I tried to import a large XML dump from Wikipedia and failed. The automatic import feature of MediaWiki failed and gerenated numerous error messages. After Googling around for along time, I came up with this solution:
1. Remove the tags <restrictions>...</restrictions> from your XML file. Some version inconsistencies appear to cause this problem
To remove the tags, simply run this command in Shell:
sed s/"<restrictions>.*<\/restrictions>"//g test.txt
2. For large XML files, make the following change in the includes/parser/Preprocessor_DOM.php
In line 107, change
$result = $dom->loadXML( $xml );
to
$result = $dom->loadXML( $xml, 1<<19 );
3. Install the parserFunctions extension in your wiki. This is necessary to parse the coded information in most of the templates.

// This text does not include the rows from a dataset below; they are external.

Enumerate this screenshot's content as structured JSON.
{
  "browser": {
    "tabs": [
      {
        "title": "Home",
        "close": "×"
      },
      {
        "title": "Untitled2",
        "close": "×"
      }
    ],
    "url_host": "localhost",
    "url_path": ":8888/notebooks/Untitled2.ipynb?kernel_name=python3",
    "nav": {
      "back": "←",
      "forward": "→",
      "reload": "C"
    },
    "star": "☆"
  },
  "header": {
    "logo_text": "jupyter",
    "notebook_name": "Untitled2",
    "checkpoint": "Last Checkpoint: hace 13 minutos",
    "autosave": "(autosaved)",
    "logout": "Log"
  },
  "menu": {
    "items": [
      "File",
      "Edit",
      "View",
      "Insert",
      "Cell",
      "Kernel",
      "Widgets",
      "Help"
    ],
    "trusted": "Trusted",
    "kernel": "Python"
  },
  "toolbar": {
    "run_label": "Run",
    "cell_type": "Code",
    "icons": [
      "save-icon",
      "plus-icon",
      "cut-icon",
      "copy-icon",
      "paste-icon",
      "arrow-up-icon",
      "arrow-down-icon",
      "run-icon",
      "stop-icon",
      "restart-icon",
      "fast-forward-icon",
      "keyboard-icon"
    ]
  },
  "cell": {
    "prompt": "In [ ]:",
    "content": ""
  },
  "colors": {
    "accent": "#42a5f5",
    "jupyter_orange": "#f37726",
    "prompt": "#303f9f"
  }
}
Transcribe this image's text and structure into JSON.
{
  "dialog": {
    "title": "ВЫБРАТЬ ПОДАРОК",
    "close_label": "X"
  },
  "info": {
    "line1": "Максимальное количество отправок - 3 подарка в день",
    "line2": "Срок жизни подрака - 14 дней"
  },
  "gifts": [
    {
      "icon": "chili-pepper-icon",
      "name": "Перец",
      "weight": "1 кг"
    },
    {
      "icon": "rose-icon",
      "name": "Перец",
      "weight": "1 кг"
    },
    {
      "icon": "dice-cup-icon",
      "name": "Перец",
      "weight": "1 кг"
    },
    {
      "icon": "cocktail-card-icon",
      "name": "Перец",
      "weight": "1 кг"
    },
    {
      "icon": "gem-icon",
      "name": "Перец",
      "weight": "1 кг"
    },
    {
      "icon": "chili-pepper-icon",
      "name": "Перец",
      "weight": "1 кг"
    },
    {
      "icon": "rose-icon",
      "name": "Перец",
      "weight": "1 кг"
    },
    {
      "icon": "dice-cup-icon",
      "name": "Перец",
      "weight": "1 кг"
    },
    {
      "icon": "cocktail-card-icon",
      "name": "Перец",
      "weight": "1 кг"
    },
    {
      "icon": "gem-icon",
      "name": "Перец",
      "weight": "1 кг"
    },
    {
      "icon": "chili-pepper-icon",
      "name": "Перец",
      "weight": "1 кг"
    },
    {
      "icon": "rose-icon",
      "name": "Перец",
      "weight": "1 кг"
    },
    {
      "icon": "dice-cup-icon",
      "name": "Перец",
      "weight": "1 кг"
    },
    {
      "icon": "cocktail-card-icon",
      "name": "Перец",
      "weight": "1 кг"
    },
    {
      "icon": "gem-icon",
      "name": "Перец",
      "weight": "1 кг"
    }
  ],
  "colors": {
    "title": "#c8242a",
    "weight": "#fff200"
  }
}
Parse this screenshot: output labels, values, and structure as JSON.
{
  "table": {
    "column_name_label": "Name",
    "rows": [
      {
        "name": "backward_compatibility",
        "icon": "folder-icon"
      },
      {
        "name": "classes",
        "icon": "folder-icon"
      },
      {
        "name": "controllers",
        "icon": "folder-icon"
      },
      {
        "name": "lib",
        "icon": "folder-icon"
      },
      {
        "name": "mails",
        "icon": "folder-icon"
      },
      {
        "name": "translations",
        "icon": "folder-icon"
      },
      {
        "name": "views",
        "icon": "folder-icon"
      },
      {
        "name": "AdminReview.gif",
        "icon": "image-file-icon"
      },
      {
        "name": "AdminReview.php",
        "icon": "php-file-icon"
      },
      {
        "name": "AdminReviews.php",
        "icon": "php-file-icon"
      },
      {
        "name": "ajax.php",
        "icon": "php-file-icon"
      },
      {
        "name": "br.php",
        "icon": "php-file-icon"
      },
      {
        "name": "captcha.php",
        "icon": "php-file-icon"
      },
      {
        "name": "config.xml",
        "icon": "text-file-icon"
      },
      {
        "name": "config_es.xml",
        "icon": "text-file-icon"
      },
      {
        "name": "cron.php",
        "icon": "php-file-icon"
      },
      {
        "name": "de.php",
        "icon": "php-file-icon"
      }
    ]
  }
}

4. Run importDump.php from command line on the server:
php importDump.php <filename.xml>
The problem with this is that there are simply too many templates ( several GBs apparently, according to the wikipedia dumps website) and most of them are totally useless. Therefore, the problem is really isolating and exporting the relevant ones in the first place.
One practical way to solve this problem (a random algorithm indeed) is to export a handful of long and general wiki articles that will hopefully cover many of the most popular and useful templates and which have a large contributor base.
For example, for my translation project, I made list of such “hub” pages:
Mathematics
America
Biology
Physics
Religion
Human
Language
Farsi
Persian
Literature
Book
Novel
Poem
Poetry
Translation
Linguistics
English.
Applying the described steps to the exported XML file for this list, one can hopefully process and import a good many usefull templates.